Could it really be broken? Sitting here in the glowing afternoon, looking down at the city of his birth, Judah wondered. Simonides and Sheik Ilderim were so persuasive, but were they right? Had the time come to shake off the Roman yoke?
He leaned back and placed his hands on the dusty hillside behind the rock he sat on. Above, the sky had lost its brilliance and was fading to a silvery pink. He closed his eyes and felt the stony ground beneath his palms. Each pebble took on separate significance. He let his head fall back and lost his sense of where his body was. Feet, hands, buttocks—close to the earth. Rooted. He rolled off the boulder and lay facedown on the hillside, cheek pressing against the sandy soil that still held some of the day’s warmth. He felt as if he were embracing the earth. Judea—home.
And yet it could not be his home because Judah Ben-Hur was an outlaw. By now, his story was probably told everywhere. The son of Arrius and the Jewish boy flung to the galleys and the winner of the chariot race were known to be one and the same. It was clear that he had powerful friends and a grudge against Rome. The dead body on the floor of the palace in Antioch would confuse matters, but Ben-Hur knew he would never be safe under his own name.
Unless the Romans could be driven out.
And who better than he to do that?
He sat up, then stood and brushed off his robe before beginning to clamber down the hill. The trail was narrow and night was coming. In front of him the skyline of Jerusalem lost its details to the setting sun, and the Antonia Tower stood up proudly, a sharply cut black rectangle. The enforcer of t
he Pax Romana. Prison, it was said, to hundreds of Jews. Malluch had asked questions, from Antioch, about his mother and Tirzah. But he had not gone to the tower himself. That was Ben-Hur’s task for the next day. In the meantime, he would do the more difficult thing. He would visit the Hur palace, his family’s home within his people’s home. He could put it off no longer.

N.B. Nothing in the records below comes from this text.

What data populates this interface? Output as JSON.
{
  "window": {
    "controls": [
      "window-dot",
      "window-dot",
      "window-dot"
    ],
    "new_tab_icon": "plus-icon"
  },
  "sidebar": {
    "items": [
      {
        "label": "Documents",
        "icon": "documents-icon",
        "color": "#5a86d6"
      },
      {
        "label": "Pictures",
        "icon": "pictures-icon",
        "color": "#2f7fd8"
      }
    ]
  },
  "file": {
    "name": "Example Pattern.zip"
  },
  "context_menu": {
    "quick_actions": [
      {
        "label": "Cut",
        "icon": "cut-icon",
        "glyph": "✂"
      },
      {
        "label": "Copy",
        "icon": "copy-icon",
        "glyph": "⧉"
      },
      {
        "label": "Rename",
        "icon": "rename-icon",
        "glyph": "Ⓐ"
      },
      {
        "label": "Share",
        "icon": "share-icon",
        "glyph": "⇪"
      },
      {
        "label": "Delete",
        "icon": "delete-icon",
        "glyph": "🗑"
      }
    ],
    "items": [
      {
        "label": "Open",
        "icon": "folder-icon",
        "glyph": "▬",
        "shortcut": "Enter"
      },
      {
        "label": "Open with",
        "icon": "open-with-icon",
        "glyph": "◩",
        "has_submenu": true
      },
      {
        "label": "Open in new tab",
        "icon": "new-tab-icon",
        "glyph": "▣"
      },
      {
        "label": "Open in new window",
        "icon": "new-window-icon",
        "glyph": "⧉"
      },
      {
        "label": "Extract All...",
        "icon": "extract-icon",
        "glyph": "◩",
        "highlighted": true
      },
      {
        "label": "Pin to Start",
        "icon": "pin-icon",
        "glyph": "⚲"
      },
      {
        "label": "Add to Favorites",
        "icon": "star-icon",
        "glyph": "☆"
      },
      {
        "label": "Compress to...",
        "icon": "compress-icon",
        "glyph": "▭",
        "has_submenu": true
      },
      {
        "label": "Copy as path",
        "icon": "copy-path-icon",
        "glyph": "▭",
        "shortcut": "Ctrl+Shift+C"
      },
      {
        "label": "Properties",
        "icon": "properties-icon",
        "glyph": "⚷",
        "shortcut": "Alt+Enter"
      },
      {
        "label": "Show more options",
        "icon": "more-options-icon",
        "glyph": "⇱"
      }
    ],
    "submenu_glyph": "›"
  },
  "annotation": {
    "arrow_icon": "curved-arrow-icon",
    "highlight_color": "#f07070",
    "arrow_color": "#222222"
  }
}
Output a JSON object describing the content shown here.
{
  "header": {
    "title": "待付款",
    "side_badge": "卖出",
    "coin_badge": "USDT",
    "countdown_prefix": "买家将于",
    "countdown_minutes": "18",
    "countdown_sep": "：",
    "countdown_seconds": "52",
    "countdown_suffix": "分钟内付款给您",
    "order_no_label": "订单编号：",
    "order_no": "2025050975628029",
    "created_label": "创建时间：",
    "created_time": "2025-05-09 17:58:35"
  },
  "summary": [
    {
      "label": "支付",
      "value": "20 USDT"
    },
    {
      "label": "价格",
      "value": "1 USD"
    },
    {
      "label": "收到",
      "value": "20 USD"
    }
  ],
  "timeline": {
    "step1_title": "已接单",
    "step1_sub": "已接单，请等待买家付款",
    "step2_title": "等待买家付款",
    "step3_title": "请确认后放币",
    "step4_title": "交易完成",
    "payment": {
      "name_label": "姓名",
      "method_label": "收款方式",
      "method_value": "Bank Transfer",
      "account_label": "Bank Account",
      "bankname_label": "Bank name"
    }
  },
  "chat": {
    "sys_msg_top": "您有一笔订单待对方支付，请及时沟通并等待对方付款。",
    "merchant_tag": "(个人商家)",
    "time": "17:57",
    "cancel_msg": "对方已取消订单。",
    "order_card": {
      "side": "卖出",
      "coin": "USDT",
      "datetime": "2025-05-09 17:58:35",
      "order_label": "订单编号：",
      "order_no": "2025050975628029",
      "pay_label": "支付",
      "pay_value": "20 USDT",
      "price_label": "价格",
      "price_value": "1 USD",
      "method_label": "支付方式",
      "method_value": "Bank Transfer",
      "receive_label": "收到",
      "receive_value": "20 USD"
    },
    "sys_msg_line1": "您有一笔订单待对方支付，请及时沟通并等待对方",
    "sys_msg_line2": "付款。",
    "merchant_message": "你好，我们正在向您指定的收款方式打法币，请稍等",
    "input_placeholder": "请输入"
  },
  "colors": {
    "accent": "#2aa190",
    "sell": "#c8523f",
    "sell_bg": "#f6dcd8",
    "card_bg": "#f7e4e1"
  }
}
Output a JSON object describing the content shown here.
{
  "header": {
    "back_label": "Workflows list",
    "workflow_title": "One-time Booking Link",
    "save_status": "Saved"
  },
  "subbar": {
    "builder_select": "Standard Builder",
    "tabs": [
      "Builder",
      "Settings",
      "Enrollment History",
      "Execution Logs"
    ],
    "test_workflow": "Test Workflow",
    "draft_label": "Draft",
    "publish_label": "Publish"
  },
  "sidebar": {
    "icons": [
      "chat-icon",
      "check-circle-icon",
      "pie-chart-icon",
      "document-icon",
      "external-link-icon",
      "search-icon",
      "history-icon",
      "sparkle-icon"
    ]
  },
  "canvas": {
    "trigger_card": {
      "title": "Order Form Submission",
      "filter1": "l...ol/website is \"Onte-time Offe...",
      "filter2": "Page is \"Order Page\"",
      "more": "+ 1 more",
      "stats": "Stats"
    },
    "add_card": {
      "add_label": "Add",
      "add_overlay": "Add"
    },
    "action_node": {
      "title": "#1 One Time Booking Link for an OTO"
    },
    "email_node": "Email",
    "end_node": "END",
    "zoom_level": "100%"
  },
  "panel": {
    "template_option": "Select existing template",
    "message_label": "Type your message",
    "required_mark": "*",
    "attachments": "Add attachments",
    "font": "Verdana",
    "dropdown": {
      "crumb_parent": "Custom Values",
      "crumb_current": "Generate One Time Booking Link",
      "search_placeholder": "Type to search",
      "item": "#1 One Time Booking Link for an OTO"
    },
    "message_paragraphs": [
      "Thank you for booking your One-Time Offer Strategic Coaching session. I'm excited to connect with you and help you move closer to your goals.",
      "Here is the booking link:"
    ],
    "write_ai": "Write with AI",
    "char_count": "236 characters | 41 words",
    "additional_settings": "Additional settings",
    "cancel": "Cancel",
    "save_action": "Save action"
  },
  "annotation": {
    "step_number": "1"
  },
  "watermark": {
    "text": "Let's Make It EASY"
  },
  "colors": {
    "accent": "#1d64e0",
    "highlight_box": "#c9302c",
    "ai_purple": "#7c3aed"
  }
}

A view of Jerusalem from the Mount of Olives
CHAPTER 37
UNCLEAN
Some deeds are best done in the darkness. Others, by the light of day.
When Pontius Pilate succeeded Valerius Gratus as procurator of Jerusalem, he did without the military parade. Instead, his garrison replaced the outgoing soldiers during the night, discreetly. No parade, no outcry, no unrest. It seemed wise.
Then Pilate thought further about Gratus’s administration and how his own could be considered different. “The prisons,” whispered a counselor. “You may find you can free some of those who have been detained. Always a popular move.”
A daylight move. Gates creaked open; thin, cowed creatures crept outside, sometimes met by sobbing family members who’d long believed them dead. The blame fell on previous administrations. Pilate was the new broom, sweeping everything clean.
Including the Tower of Antonia in Jerusalem itself. A map of the cells was found. The list of prisoners was checked against it. The cells were visited. It took days. Many individuals were released. The cells went deeper and deeper below the walls than even the prison warden knew. The notch of worry between his eyebrows grew more marked as the days went past and there were still more stairs to descend. When he tried to imagine his report to the tribune—who would report directly to Pilate—he felt sick. There were no records at all for what he was finding.